All good government stories start with a Washington, DC hotel, and the G.I. Bill–72 years old today–isn’t much different. From it’s humble beginnings on napkins and stationery, to the desk of Franklin D. Roosevelt, the Serviceman’s Readjustment Act of 1944, as it was known, is very much a story of buildings.
Prior to WWII, the dream of homeownership was just that for most average Americans. A dream. And for returning veterans, it may have seemed an impossible one, at that, until Harry W. Colmrey, a Kansas lawyer who’d had his own difficulties transitioning back to civilian life after WWI, took up the issue of veterans rights while staying in the Mayflower Hotel. Over the course of five months, Colmrey hand wrote the draft of the G.I. Bill on hotel stationery and napkins. Within a year of his initial draft, President Roosevelt signed it into law.

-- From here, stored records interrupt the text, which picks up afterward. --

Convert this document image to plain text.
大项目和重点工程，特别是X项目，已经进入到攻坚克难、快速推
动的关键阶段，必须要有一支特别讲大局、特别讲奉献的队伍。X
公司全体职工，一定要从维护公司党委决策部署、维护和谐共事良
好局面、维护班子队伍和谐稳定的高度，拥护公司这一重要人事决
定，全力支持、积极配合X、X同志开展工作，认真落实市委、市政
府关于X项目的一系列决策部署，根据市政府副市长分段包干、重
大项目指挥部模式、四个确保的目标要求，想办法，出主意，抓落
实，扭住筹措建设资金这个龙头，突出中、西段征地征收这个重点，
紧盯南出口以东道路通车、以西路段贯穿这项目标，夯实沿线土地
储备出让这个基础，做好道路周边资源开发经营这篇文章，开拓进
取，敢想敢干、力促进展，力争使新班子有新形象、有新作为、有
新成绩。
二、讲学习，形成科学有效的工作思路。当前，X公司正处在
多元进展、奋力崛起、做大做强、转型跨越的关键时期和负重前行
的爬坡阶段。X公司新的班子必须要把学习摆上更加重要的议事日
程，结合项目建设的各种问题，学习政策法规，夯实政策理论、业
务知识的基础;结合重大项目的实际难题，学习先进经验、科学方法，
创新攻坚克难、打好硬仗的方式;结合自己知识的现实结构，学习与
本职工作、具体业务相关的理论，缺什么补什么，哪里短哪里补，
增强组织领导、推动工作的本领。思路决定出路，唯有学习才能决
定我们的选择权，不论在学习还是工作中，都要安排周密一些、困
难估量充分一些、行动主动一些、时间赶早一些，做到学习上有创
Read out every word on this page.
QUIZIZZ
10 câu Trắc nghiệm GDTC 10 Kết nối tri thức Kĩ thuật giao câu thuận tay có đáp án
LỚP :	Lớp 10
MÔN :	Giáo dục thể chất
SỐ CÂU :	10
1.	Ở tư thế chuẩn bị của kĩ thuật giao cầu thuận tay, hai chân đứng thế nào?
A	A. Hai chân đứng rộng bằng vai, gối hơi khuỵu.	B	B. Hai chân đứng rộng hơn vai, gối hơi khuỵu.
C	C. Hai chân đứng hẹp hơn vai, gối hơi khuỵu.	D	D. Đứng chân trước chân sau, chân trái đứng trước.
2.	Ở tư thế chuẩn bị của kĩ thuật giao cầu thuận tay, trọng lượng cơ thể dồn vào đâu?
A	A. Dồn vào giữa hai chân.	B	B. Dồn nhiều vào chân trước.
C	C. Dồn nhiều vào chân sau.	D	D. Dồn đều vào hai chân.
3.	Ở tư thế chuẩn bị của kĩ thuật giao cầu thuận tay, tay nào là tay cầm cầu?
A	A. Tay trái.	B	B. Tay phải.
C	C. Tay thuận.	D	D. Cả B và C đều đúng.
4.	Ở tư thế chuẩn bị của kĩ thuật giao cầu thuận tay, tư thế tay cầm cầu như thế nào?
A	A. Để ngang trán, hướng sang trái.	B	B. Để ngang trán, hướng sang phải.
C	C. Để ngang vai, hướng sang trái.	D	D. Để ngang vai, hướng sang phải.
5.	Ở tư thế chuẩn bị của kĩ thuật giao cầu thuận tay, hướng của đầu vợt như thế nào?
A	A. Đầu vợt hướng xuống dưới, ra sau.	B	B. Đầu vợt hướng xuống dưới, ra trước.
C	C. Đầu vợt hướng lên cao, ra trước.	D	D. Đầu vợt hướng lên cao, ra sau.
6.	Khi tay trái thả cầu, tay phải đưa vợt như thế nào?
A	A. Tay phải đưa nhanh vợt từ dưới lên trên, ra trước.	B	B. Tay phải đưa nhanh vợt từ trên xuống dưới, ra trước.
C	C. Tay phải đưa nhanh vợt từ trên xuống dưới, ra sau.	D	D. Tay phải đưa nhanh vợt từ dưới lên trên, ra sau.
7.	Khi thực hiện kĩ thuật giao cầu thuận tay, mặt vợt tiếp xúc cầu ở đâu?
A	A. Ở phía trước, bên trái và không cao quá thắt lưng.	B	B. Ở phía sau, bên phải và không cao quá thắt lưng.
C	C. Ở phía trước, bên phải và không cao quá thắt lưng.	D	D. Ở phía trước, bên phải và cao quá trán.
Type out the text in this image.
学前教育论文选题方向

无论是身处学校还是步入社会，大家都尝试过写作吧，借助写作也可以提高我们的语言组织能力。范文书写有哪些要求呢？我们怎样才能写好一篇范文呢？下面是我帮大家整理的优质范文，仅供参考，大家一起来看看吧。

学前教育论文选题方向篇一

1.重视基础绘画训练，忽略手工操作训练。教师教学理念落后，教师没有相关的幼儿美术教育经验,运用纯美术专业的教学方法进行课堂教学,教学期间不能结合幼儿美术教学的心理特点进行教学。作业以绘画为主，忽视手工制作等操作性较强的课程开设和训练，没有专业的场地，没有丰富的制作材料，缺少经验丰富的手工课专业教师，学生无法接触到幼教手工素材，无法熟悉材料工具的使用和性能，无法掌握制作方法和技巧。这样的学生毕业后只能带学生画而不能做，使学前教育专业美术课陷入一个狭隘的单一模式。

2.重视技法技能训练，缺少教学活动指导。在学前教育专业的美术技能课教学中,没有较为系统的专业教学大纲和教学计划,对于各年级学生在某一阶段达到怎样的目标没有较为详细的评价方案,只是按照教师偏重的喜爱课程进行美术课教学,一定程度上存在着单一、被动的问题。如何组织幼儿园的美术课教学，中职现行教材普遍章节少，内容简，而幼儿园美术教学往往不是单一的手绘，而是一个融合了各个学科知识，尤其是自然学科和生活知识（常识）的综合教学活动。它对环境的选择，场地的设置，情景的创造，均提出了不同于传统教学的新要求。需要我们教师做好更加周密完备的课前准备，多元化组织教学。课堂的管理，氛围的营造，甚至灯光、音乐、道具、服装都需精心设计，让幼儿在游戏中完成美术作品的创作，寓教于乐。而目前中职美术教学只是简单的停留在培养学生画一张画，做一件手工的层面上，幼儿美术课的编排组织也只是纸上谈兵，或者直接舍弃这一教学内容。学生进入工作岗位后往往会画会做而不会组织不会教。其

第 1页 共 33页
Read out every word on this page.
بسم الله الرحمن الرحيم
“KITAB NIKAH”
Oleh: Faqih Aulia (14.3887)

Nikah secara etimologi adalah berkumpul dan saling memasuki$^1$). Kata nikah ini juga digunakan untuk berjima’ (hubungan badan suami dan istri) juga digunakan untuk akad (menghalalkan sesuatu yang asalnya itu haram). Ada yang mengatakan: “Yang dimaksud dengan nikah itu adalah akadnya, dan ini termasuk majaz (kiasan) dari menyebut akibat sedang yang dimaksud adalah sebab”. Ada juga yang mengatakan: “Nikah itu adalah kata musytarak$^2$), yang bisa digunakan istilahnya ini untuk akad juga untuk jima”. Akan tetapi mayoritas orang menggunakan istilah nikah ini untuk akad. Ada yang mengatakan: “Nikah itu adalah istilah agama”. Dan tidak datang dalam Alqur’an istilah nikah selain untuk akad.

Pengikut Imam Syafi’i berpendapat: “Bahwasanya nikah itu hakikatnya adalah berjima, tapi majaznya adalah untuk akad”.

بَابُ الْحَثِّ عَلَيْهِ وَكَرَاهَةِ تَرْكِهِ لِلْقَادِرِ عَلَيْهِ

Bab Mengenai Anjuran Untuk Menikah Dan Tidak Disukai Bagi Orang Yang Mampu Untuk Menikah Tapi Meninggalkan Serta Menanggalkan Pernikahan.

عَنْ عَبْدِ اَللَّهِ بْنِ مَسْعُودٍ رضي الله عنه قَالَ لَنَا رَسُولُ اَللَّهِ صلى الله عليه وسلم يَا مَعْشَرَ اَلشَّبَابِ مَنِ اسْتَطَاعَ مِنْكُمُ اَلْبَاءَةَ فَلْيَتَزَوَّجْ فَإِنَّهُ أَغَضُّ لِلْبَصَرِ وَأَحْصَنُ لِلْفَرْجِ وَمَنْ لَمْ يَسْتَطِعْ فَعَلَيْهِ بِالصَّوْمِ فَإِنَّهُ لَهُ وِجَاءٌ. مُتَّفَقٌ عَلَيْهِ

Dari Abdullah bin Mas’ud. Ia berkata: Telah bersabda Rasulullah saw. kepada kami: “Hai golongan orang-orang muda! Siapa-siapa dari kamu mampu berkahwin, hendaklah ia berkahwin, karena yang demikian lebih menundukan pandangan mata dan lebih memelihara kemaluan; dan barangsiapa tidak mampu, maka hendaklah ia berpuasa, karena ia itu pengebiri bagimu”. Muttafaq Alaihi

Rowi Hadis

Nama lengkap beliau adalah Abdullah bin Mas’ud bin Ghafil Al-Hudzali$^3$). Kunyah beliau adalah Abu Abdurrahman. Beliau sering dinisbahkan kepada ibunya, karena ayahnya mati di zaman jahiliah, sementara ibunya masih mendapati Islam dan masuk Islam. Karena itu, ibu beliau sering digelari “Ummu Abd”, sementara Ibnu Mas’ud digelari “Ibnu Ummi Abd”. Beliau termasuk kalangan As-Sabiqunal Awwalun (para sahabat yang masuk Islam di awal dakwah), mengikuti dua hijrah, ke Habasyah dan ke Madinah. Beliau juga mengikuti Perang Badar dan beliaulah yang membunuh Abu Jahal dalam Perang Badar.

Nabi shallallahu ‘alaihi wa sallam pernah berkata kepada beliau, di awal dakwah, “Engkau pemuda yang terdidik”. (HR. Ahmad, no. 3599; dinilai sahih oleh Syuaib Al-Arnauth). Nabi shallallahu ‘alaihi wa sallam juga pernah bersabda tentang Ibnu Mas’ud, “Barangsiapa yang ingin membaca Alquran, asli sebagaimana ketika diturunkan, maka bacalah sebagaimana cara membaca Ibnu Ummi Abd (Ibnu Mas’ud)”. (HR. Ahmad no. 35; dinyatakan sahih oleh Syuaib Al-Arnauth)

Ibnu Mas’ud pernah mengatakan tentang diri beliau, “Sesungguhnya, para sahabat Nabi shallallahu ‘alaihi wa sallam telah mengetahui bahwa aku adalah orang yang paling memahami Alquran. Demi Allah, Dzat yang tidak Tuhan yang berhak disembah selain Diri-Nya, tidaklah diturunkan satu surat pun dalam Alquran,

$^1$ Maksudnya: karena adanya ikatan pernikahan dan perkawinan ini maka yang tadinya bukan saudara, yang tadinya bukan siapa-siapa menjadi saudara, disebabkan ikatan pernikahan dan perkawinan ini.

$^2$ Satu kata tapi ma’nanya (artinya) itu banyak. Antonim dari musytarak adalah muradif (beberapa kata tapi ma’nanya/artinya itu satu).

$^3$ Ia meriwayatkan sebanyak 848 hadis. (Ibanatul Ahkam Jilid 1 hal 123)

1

The provisions of the G.I. Bill were relatively straightforward: provide educational and training opportunities for servicemen returning from WWII; increase their access to home, farm, and business loans through federal guaranty; and provide unemployment pay. With oversight of the Veterans Administration, the programs flourished–especially the loan guaranty, which backed almost than 2.4 million home loans for WWII veterans between 1944 and 1952.
That’s a lot of homes. Specifically, that’s a lot of new suburban construction. And, although the true measure of the G.I. Bill’s impact on suburbanization is a matter of some debate, the legislation signed into law 72 years ago today almost certainly contributed momentum to a national population redistribution. In an era of rapid movement from the city to new and increasingly far-flung suburbs, Veterans were responsible for 20% of new home purchases.
Although the program was initially aimed at WWII vets, and was highly restricted, a series of expansions and extensions in the later Twentieth Century opened benefits up to more veterans, for a longer period of time. Whereas the initial terms of the Bill were limited to a 5 year scope, an early revision in 1945 gave servicemen ten years to take advantage of their new benefits. Expansions in the 1950s and 1960s increased the loan guaranty from the initial 50%, not to exceed $2,000, to a 60% guaranty capped at $75,000. In 1966, the so-called Cold War G.I. Bill extended benefits to post-Korean War veterans.
While the G.I. Bill is frequently credited with helping to usher in an era of considerable prosperity, the effects of the suburban flight it helped to sustain were not without dire consequences. When combined with the later Federal Aid Highway Act of 1956, the increased mobility of white, middle-class strivers left cities inhospitably divided by roadways and inhabited only by those who couldn’t afford to move: in many cases, poor people of color.
Neither was its application flawless. Black veterans were all but excluded from the housing benefits of the Bill, as banks routinely refused to make loans to people of color, even with a federal guaranty. Further, many suburbs included deed restrictions that forbade black homeowners even if they could find a willing lender. No provisions in the G.I. Bill, or in immediate succeeding legislation mandated housing fairness for veterans, and without such provisions innumerable black veterans found themselves entirely without benefit. And the arguably greater gift of the G.I. Bill–concessions which allowed for the accumulation of wealth by a middle class previously excluded from such accrual–was reserved only for veterans with the appropriate skin tone. The demographics of entire swaths of suburban and exurban America were thus set.
As we celebrate the 72nd Anniversary of this piece of legislation, we do so in a landscape, in part, of its own shaping–from the development and population of outer ring suburbs to the very populations they support. Much of the way our suburbs look–for better and worse–can be traced back, in some part, to a carefully drafted consideration of veterans needs, scrawled on stationery in room 570 of a DC hotel.